Well, it looks like we could be getting a fresh home-buyer tax credit any day now. What better way to fix a bubble caused by too much home-ownership than to encourage more home-ownership?
This time around, you don’t even have to be a first-time buyer to take the credit. Nor do you have to be what most people would consider middle class—the income limit has increased from $75,000 to $125,000 for individuals and from $150,000 to $225,000 for couples.
I’ve already explained why I think extending the home-ownership tax credit is a bad idea. So for this post I’ll poach from Jack Hough’s recent meditation on the topic. (He works at a place with “Smart” in its name. There might be something to that.)
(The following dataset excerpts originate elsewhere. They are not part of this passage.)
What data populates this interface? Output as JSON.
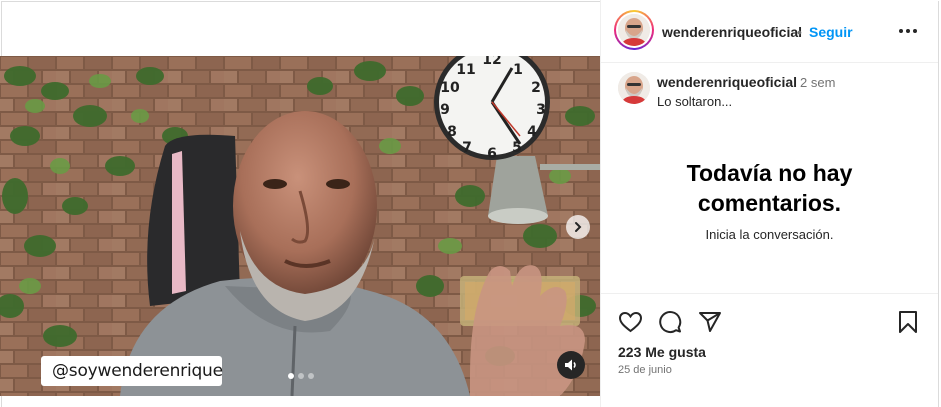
{
  "post": {
    "watermark": "@soywenderenrique",
    "carousel": {
      "slides": 3,
      "active_index": 0
    }
  },
  "header": {
    "username": "wenderenriqueoficial",
    "separator": "•",
    "follow_label": "Seguir",
    "more_icon": "more-horizontal-icon"
  },
  "caption": {
    "username": "wenderenriqueoficial",
    "time": "2 sem",
    "text": "Lo soltaron..."
  },
  "comments": {
    "empty_title_line1": "Todavía no hay",
    "empty_title_line2": "comentarios.",
    "empty_subtitle": "Inicia la conversación."
  },
  "actions": {
    "icons": [
      "heart-icon",
      "comment-icon",
      "share-icon",
      "bookmark-icon"
    ],
    "likes": "223 Me gusta",
    "date": "25 de junio"
  },
  "colors": {
    "link_blue": "#0095f6",
    "text": "#262626",
    "muted": "#737373",
    "border": "#dbdbdb"
  }
}
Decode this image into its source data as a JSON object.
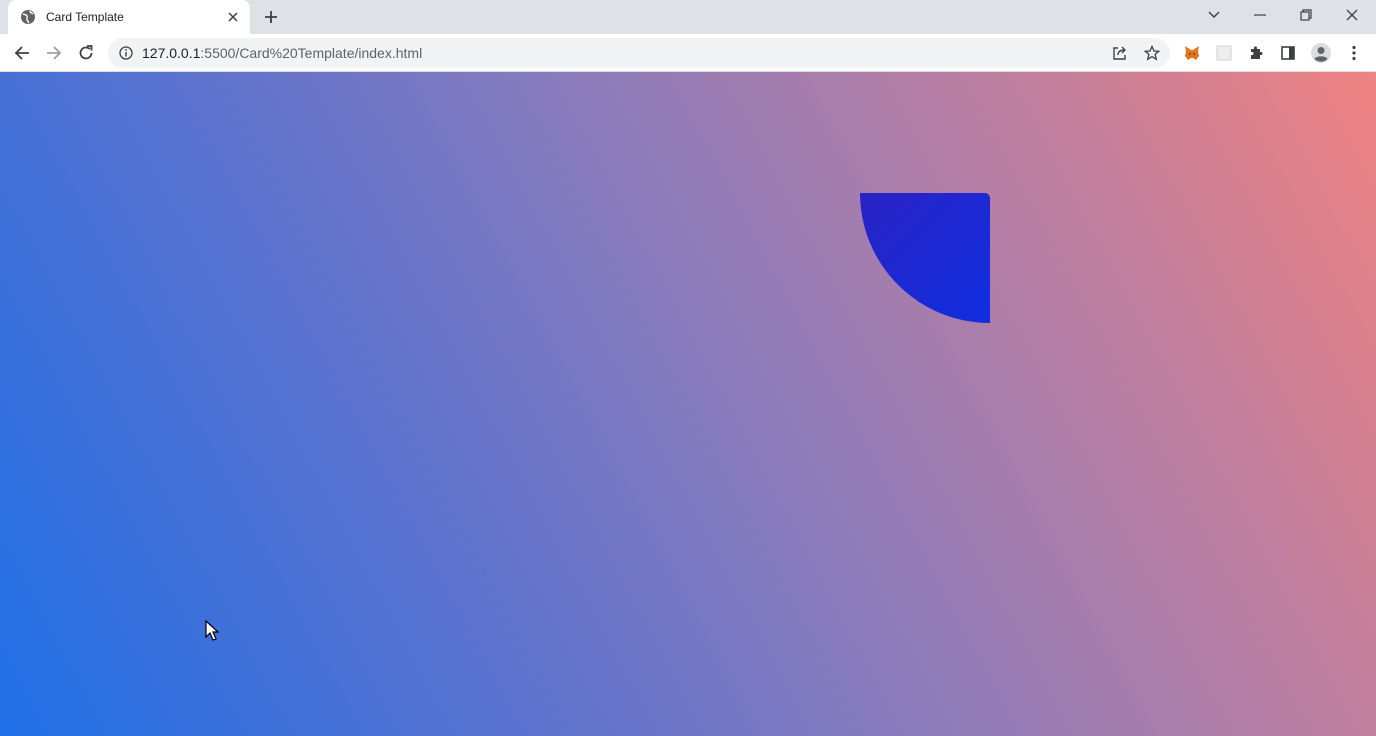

Jack—if I may call him Jack—makes a number of points, including 1) subsidies raise prices, and house prices are already too high; 2) there are more effective ways to stimulate the economy if that’s the goal (see, for example, food stamps and unemployment benefits); and 3) we already have a massive housing stimulus plan called the mortgage interest deduction.
My favorite of Jack’s points, though, is this one:
America has no money.
Perhaps I should have mentioned this earlier. America was last debt-free in 1835. The last year it spent less than it collected from taxpayers was 2001. In the government’s fiscal 2009, which ended Sept. 31, it overspent by an estimated $1.4 trillion, more than ever before in dollars, and more than any year since 1945 in proportion to the size of the economy. Perks for house buyers don’t come from the government, ultimately. They come from taxpayers, either this year or in future years when the debt is paid.
By Nov. 30, the government will have spent an estimated $8.5 billion on its current round of house-buyer payments… Early projections for the proposed extension say it will cost close to $12 billion. Together, the programs would cost the average household more than $170 if the bill were paid right away. But it’s borrowed money. The interest rates charged to America for its debt at the moment are blessedly low–about 3.5% on 10-year loans. The average since the 1960s is 6.9%. Let’s split the difference and assume the nation will pay roughly 5% on its debt over the next 30 years, the time it might take one of those $8,000 subsidy recipients to pay off the mortgage. By then the program’s true cost will have increased more than fourfold.